White House Refusal to Build Death Star Shows Weakness, Says Empire
By Brian Walton on January 16, 2013
In what may be the greatest PR scenario for both the White House and Lucasfilm, a petition for the U.S. government to build a Death Star forced the White House’s hand in revealing that they aren’t prepared to wield the greatest weapon this galaxy has ever seen. In an official response to the petition on the White House’s website, Chief of Science and Space Branch at the White House Office of Management and Budget (holy crap, that’s a title) Paul Shawcross says that the cost of the Death Star, the Administration’s policy against the blowing up of planets (that’ll change when we discover unobtainium), and the basic heat vent flaw that allows for such easy destruction mean the Obama presidency will not be known as where Alderaan’s end began. Shawcross then goes on to point out some of the progress we’ve made into space and highlights the International Space Station, the Mars Rover Curiosity, and even the desire to support private missions to the moon in this decade.

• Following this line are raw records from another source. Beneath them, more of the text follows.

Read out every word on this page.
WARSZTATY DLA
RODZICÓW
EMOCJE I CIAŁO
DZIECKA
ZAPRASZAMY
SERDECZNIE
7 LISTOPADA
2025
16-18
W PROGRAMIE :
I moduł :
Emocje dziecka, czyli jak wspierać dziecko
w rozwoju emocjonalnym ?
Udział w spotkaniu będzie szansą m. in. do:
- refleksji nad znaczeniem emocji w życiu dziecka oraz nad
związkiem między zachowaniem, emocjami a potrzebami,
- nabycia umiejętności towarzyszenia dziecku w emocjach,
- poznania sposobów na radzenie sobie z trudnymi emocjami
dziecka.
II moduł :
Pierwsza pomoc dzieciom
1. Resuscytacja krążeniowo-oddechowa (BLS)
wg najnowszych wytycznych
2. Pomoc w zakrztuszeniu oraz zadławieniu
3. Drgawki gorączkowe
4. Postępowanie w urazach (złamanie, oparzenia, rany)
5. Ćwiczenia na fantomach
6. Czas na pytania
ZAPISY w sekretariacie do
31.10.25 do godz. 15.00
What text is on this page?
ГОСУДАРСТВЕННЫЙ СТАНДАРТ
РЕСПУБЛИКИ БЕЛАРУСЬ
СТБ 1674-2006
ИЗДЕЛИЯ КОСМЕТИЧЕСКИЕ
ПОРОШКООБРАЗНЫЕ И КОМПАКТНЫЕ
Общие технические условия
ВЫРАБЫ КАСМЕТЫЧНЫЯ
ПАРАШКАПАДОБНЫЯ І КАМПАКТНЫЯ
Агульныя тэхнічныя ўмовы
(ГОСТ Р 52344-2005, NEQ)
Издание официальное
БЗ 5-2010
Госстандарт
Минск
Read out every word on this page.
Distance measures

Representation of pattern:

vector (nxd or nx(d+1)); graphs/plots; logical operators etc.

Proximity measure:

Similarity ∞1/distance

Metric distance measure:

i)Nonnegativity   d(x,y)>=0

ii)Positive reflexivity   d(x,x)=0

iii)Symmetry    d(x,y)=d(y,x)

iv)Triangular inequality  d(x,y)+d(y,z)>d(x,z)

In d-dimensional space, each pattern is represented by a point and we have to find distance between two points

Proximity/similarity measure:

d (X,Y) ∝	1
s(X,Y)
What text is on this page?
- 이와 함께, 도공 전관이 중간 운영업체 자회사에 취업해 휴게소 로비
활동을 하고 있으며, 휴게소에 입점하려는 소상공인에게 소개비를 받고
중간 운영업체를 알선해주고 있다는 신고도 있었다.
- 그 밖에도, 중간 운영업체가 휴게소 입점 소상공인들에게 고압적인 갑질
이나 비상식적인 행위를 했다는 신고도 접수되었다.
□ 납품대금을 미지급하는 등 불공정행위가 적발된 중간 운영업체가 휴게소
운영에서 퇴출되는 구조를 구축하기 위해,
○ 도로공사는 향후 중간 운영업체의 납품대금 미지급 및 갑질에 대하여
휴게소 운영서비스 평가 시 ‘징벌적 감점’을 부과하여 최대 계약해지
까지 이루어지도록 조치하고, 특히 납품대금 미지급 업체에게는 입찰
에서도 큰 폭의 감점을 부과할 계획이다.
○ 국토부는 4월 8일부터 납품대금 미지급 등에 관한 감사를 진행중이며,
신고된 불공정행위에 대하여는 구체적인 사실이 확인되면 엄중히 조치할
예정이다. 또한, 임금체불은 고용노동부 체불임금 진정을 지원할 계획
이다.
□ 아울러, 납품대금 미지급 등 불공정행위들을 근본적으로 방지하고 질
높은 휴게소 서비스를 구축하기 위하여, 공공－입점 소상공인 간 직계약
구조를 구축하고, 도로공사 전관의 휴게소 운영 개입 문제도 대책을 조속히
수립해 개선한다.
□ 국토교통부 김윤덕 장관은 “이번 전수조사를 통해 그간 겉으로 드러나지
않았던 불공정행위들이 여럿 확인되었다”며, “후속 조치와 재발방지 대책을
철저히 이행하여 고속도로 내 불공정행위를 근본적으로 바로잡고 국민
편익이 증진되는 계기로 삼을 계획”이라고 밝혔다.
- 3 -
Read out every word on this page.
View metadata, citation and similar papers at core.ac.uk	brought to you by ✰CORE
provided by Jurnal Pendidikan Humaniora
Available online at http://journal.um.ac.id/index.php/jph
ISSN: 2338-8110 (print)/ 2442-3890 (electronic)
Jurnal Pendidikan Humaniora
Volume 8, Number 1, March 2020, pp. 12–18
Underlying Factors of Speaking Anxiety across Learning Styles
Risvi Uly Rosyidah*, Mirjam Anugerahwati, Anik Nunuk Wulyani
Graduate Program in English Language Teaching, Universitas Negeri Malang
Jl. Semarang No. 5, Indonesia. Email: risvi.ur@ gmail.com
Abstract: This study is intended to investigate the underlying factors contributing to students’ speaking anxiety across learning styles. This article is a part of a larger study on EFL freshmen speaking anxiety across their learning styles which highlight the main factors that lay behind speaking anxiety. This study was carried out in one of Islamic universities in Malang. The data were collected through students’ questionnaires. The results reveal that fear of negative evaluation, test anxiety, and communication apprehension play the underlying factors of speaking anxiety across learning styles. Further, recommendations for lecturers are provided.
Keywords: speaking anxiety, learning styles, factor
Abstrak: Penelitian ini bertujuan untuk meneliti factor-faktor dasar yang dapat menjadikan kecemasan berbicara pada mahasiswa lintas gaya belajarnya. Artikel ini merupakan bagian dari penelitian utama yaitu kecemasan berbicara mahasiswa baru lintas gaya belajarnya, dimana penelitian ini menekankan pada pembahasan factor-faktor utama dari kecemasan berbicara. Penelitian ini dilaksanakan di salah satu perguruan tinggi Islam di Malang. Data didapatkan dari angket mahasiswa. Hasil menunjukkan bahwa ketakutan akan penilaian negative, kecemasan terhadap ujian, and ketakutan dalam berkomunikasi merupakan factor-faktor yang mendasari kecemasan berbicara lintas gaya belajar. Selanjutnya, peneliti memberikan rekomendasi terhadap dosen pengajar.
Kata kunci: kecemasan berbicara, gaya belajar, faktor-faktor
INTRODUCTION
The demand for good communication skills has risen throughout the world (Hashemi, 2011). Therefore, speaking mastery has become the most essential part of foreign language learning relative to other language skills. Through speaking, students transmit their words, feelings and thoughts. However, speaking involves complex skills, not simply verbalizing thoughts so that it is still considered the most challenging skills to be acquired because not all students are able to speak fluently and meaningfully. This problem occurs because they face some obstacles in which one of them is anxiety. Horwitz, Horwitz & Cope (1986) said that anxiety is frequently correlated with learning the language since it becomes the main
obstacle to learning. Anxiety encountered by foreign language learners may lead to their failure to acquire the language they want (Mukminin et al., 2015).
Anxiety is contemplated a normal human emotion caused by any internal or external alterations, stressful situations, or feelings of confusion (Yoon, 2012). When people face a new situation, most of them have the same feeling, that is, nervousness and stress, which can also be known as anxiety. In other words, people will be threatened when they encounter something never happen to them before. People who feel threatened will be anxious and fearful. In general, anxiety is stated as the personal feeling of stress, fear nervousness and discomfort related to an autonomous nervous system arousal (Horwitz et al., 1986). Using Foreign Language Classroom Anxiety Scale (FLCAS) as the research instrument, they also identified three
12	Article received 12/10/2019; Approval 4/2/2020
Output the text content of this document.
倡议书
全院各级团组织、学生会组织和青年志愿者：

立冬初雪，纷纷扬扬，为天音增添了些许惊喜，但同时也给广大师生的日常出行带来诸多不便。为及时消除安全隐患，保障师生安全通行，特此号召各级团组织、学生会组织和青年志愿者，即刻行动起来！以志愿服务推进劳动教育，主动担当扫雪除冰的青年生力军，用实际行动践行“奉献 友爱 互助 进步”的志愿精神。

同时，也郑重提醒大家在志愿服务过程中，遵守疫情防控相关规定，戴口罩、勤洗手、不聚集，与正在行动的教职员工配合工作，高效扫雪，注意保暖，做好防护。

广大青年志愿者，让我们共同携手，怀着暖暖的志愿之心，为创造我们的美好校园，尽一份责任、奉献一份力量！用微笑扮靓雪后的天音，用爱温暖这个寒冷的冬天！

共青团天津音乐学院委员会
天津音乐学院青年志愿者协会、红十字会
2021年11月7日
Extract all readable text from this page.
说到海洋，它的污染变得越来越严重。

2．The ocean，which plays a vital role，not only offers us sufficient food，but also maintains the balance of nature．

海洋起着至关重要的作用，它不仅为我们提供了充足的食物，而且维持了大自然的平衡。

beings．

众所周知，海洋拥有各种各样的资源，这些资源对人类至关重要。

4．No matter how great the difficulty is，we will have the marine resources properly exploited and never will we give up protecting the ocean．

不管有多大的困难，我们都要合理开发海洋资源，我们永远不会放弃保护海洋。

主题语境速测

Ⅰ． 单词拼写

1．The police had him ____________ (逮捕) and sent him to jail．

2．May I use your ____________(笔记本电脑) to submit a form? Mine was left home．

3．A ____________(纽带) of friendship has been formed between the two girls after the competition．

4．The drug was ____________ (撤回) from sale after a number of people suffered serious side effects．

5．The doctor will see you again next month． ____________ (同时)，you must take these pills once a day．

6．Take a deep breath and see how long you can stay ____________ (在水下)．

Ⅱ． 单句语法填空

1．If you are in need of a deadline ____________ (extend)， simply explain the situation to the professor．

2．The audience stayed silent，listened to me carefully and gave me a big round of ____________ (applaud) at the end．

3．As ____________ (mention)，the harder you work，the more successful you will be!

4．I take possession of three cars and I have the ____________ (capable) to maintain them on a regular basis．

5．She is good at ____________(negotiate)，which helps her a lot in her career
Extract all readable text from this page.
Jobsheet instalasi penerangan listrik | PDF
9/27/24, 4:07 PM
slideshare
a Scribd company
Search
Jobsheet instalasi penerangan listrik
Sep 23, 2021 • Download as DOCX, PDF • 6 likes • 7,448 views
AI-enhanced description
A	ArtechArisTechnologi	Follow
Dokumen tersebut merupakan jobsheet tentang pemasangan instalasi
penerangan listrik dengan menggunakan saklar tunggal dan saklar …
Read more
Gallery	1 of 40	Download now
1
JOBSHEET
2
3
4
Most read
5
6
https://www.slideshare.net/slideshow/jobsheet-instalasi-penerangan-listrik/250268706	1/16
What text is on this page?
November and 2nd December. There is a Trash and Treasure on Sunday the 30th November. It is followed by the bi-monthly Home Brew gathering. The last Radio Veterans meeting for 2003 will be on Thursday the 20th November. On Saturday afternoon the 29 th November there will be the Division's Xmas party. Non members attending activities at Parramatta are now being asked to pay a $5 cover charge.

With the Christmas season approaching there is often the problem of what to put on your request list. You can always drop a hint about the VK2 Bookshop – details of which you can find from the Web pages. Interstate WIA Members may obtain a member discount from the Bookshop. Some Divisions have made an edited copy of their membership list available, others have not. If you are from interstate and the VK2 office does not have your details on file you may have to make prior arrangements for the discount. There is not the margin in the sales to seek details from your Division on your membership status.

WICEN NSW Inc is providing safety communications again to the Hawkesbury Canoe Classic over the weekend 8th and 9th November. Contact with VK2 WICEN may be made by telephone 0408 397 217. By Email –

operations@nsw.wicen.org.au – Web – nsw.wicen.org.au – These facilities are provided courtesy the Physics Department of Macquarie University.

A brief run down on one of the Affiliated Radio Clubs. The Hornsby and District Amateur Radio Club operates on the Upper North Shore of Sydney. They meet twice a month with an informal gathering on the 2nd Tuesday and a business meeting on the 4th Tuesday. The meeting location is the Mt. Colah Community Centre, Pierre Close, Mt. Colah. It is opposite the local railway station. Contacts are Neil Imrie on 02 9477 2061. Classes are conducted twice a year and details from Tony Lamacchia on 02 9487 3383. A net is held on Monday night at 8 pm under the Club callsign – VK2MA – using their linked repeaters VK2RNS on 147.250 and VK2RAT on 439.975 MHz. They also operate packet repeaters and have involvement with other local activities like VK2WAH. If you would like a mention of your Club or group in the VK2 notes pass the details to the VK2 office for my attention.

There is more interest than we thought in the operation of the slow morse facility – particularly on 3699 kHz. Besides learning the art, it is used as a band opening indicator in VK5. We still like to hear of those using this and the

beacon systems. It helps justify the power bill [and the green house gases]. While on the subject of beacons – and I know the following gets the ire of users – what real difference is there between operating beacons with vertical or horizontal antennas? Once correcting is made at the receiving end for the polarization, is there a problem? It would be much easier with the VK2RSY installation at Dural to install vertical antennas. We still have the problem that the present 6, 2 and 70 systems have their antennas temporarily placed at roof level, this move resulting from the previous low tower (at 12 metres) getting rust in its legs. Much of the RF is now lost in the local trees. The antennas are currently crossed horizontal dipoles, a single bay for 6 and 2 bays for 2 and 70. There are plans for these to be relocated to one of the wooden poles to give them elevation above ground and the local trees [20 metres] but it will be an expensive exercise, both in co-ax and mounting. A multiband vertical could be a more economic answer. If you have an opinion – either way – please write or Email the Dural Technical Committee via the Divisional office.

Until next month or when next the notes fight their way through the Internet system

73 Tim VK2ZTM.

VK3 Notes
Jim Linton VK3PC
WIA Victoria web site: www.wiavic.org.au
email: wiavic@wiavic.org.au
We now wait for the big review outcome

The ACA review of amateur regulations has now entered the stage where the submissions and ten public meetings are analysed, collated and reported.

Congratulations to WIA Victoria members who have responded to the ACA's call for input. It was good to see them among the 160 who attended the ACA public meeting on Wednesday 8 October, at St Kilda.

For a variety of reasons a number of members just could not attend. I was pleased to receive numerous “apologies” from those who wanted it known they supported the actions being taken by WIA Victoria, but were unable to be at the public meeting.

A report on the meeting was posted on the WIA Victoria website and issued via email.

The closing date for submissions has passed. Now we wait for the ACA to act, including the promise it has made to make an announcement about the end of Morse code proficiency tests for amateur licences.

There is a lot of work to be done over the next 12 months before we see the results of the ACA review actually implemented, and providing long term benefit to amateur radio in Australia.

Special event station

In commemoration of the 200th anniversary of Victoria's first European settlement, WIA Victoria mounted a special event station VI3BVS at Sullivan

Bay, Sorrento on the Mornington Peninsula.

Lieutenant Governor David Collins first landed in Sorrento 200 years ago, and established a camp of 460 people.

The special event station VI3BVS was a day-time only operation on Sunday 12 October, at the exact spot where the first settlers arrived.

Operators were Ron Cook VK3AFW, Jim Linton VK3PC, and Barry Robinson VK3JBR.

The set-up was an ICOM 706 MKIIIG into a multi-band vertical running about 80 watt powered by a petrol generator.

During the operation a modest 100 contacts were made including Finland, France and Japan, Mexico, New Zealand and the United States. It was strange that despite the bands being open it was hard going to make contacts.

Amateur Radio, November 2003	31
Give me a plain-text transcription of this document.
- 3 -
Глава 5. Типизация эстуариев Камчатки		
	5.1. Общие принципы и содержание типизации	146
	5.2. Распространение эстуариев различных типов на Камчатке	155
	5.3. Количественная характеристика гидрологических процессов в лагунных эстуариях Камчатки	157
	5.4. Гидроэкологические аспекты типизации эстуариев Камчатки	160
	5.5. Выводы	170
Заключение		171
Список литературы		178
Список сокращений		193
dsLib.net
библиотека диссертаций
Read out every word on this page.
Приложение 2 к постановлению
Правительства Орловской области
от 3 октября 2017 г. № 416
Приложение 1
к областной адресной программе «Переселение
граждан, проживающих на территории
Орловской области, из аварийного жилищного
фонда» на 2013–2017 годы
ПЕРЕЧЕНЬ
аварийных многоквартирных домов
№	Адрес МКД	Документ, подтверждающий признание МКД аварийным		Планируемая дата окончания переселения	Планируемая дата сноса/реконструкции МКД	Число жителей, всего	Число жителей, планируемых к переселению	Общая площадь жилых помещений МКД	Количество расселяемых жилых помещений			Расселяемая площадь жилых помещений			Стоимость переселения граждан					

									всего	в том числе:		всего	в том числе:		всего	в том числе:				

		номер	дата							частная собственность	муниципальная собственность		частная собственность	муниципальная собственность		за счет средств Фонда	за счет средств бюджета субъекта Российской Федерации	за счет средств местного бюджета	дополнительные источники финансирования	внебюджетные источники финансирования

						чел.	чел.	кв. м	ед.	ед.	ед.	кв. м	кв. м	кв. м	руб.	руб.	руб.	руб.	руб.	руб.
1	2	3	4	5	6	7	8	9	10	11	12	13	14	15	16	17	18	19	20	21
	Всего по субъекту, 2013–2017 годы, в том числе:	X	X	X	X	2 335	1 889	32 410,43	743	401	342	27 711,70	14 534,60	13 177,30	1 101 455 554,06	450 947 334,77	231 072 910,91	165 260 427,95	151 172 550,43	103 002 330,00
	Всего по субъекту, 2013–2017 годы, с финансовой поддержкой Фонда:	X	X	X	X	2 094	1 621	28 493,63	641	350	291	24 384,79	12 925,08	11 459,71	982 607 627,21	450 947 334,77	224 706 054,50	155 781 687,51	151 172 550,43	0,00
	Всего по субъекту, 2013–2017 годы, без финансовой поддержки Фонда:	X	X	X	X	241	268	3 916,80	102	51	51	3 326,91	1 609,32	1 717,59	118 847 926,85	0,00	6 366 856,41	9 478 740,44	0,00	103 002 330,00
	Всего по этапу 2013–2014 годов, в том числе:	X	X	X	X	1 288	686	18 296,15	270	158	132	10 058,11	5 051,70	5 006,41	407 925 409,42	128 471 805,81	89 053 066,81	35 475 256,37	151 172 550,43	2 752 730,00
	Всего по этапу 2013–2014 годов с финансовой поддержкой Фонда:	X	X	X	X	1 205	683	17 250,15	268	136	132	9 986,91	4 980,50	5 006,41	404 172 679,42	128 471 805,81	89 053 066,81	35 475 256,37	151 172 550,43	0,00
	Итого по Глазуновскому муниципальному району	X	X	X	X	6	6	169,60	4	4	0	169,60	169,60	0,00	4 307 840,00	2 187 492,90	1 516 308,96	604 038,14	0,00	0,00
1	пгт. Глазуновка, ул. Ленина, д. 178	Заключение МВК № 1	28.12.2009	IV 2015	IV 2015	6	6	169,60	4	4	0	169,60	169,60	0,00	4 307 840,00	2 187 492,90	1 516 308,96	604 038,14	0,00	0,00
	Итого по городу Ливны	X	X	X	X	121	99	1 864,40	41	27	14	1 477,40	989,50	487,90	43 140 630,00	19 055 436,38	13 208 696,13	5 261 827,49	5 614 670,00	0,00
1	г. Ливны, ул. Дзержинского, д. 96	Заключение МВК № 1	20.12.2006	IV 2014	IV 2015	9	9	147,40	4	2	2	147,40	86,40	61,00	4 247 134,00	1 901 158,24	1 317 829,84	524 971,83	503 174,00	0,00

Of course, Emperor Palpatine is not one to miss the opportunity to parade his toys by having people witness his fully armed and operational battle station. The Empire’s PR office issued a statement with quotes from Grand Moff Tarkin about the Empire’s official position on the Earth’s lack of Death Star: “It is doubtless that such a technological terror in the hands of so primitive a world would be used to upset the peace and sanctity of the citizens of the Galactic Empire.”
The Empire predicts a bright future for the Death Star and certainly doesn’t lend any validity to the U.S.’s assertion that there are flaws in the Death Star plans. We wonder how many Bothans died for Obama to see them in the first place? From the press release: “Emissaries of the Emperor also caution any seditious elements within the Galactic Senate not to believe Earth’s exaggerated claims of there being a weakness in the Death Star design. ‘Any attacks made upon such a station — should one ever be built — would be a useless gesture,’ added Motti.”